A self-driving car can generate up to 19 terabytes of data per hour, straining current 5G networks that must handle real-time 3D maps and sensor data. The 20 to 50 millisecond latency of 5G poses risks, as delays in critical stop commands may lead to accidents. Upcoming 6G technology is expected to address these issues with significantly faster speeds, lower latencies, and integrated AI networks for enhanced communication and sensing capabilities.
Integrated Sensing and Communication (ISAC) will enable 6G networks to function as radar-like sensors that precisely map physical environments. This capability will allow autonomous vehicles to detect pedestrians and obstacles before traditional cameras could, and is also essential for providing real-time data for digital twin systems.

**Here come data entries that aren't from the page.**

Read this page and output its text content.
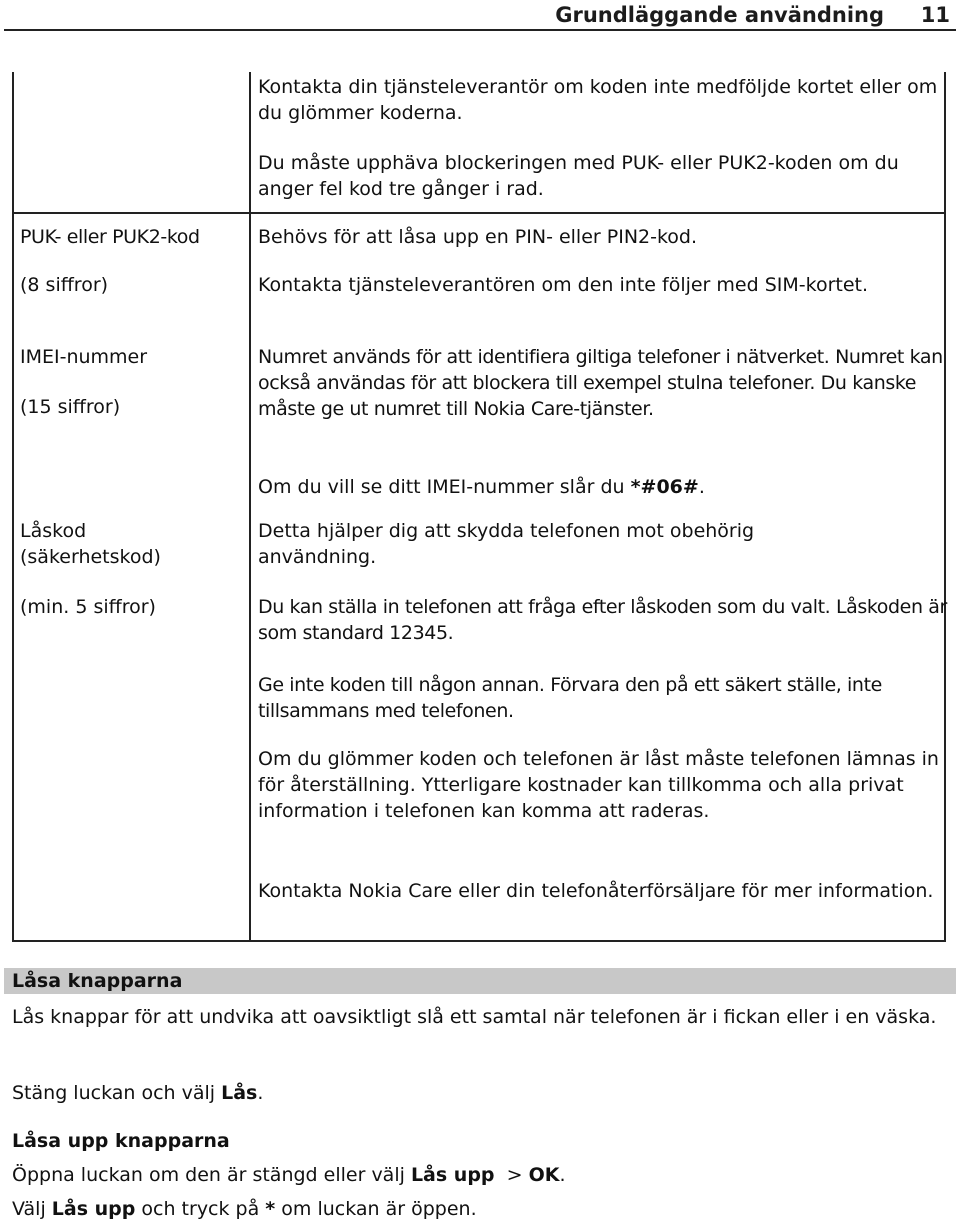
Grundläggande användning 11

Kontakta din tjänsteleverantör om koden inte medföljde kortet eller om du glömmer koderna.

Du måste upphäva blockeringen med PUK- eller PUK2-koden om du anger fel kod tre gånger i rad.

PUK- eller PUK2-kod

(8 siffror)

Behövs för att låsa upp en PIN- eller PIN2-kod.

Kontakta tjänsteleverantören om den inte följer med SIM-kortet.

IMEI-nummer

(15 siffror)

Numret används för att identifiera giltiga telefoner i nätverket. Numret kan också användas för att blockera till exempel stulna telefoner. Du kanske måste ge ut numret till Nokia Care-tjänster.

Om du vill se ditt IMEI-nummer slår du *#06#.

Låskod (säkerhetskod)

(min. 5 siffror)

Detta hjälper dig att skydda telefonen mot obehörig användning.

Du kan ställa in telefonen att fråga efter låskoden som du valt. Låskoden är som standard 12345.

Ge inte koden till någon annan. Förvara den på ett säkert ställe, inte tillsammans med telefonen.

Om du glömmer koden och telefonen är låst måste telefonen lämnas in för återställning. Ytterligare kostnader kan tillkomma och alla privat information i telefonen kan komma att raderas.

Kontakta Nokia Care eller din telefonåterförsäljare för mer information.

Låsa knapparna

Lås knappar för att undvika att oavsiktligt slå ett samtal när telefonen är i fickan eller i en väska.

Stäng luckan och välj Lås.

Låsa upp knapparna

Öppna luckan om den är stängd eller välj Lås upp  > OK.

Välj Lås upp och tryck på * om luckan är öppen.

However, transitioning to 6G presents challenges such as interoperability issues, cybersecurity risks, increased energy consumption, and expensive hardware upgrades.
6G networks will be built as standalone systems from the outset, contrasting with 5G’s non-standalone architecture that relied on existing 4G infrastructure. According to Ericsson, a standalone 6G network will enhance scalability and reduce complexity, facilitating advanced capabilities like network slicing. The 3rd Generation Partnership Project (3GPP) aims to create unified standards for 6G through collaboration among various telecom standard organizations.
With millisecond latency, 6G will support distributed edge networks where AI models operate more efficiently than current camera technologies. However, the rise of ISAC may introduce new data types and increase security and privacy concerns, as AI-enabled endpoints will expand the attack surface. Stephen Douglas, head of strategic thought leadership at Keysight Technologies, highlighted that AI-native networks could expose more API integrations and new threats, including data poisoning and adversarial inputs.
Gartner estimates that by 2026, over 30% of API demand will stem from AI and GenAI applications. Akamai’s report on app and API security revealed a 32% increase in API security incidents due to flaws in authentication and authorization. In a recent threat analysis, Ericsson identified more than 20 types of threats related to 6G, including misuse of spatial mapping data and adversarial machine learning attacks.
6G is projected to deliver speeds 50 to 100 times faster than 5G, with peak speeds reaching 1 Tbps while reducing latency to microseconds. This capability will enhance applications such as remote surgeries and large-scale robotics. Siddhant Cally, Senior Research Analyst at Counterpoint Research, stated that 6G’s AI-native architecture will enable more autonomous operations and adaptive security frameworks.
Despite its benefits, the current networking infrastructure is not prepared for the demands of 6G. Existing routers and firewalls will require upgrades to handle the increased throughput and lower latency. This shift will necessitate architecture changes that support higher automation and tighter integration with security measures.
Douglas expressed concern that most enterprise networks are only partially prepared for the shift to 6G. As organizations transition, many will operate hybrid networks utilizing both AI-native 6G and legacy 5G infrastructures for years. Cally noted that firms must focus on building fiber infrastructure, edge computing capabilities, and zero-touch network operations as they prepare for 6G.
Ericsson anticipates that 6G specifications will be finalized by 2028, with commercial rollouts starting in 2029-30. Initial deployments will rely on existing 5G standalone infrastructure while gradually introducing AI-native capabilities. Douglas recommended that organizations adopt a phased upgrade strategy to minimize disruption, focusing on 5G-Advanced readiness as a step toward 6G.
As the 6G rollout approaches, IT teams should prioritize strengthening their network infrastructure. Recommendations include implementing zero-trust architectures, enhancing API governance, and preparing for post-quantum cryptography. Proactive infrastructure management will help avoid costly overhauls as technology evolves.